Multichannel Marketing Attribution Modeling in SQL

A big challenge a lot of marketing departments face is measuring and improving the effectiveness of their marketing campaigns. It's important to figure out ROI because you can then double-down on campaigns/channels that have positive returns and discard marketing programs that are ineffective.

With one or two channels, it's straightforward to attribute a conversion event (i.e., purchase or signup) to that channel. With three or more channels, it gets complicated fast, and we need an attribution model to fully credit the conversion event.

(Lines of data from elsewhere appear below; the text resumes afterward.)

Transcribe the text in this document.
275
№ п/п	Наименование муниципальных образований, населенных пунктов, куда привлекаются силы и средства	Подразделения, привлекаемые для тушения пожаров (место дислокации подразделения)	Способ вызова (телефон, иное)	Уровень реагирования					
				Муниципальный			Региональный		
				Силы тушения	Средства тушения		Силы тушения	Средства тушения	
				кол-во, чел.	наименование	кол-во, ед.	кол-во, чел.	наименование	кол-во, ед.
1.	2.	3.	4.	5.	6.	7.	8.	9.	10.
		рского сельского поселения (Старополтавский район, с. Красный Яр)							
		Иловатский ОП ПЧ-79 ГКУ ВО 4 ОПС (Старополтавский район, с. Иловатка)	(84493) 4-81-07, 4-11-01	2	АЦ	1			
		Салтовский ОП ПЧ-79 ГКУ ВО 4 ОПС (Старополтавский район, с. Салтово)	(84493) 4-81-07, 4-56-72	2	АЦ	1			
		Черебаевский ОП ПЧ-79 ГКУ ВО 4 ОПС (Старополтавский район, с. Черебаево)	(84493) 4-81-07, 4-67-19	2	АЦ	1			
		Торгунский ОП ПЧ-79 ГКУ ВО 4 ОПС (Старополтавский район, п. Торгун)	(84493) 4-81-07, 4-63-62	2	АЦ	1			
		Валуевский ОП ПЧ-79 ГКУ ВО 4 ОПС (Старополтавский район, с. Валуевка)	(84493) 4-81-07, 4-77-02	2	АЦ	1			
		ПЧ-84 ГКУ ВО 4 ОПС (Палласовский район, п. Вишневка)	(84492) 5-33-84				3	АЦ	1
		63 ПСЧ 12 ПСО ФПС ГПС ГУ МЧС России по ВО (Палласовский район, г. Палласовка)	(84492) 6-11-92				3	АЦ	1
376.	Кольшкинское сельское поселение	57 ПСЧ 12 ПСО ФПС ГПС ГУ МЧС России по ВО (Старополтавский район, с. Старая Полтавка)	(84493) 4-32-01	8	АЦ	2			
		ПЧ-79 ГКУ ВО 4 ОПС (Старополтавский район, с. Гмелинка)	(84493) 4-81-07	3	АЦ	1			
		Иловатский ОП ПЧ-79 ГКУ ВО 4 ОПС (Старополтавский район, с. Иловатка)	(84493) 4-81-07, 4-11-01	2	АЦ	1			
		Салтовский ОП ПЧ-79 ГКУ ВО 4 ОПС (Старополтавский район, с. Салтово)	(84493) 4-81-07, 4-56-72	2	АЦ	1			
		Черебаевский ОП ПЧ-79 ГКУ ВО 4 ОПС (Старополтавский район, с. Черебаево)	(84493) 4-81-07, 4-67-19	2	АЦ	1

Outcomes of the attribution model:

  • budgeting – use historical attribution data to inform future spend
  • forecasting – expectations on how future spend will perform
  • branding – measure the impact of branding campaigns
  • channel ROI – measure the performance of a channel, key to computing cost of customer acquisition and lifetime value of a customer
  • affiliate payments – measure the impact of a partner channel on your conversion events

1. What is marketing attribution

Consider three users: Alice, Bob and Eve who've completed a conversion event – make a purchase. The timeline of events is as follows:

User Session 3 Session 2 Session 1 Purchase
Alice Adwords $2,000
Bob Email Direct $5,000
Eve SEO Facebook SEM $1,000

Let's enumerate what's happening here:

  • three users span five different channels: Adwords, Email, SEO, Direct (as in they type in the URL of your website) and Facebook display adverts
  • the session/channel mix can be multiple days apart
  • the conversion values ($2,000, $5,000 and $1,000) are different

The conversion event for Alice can be attributed to Adwords directly, but what about Bob and Eve who've had touch points over multiple channels and over multiple sessions. What's the return on each channel? How do you compute the cost of customer acquisition? Attribution modeling is about answering these types of questions.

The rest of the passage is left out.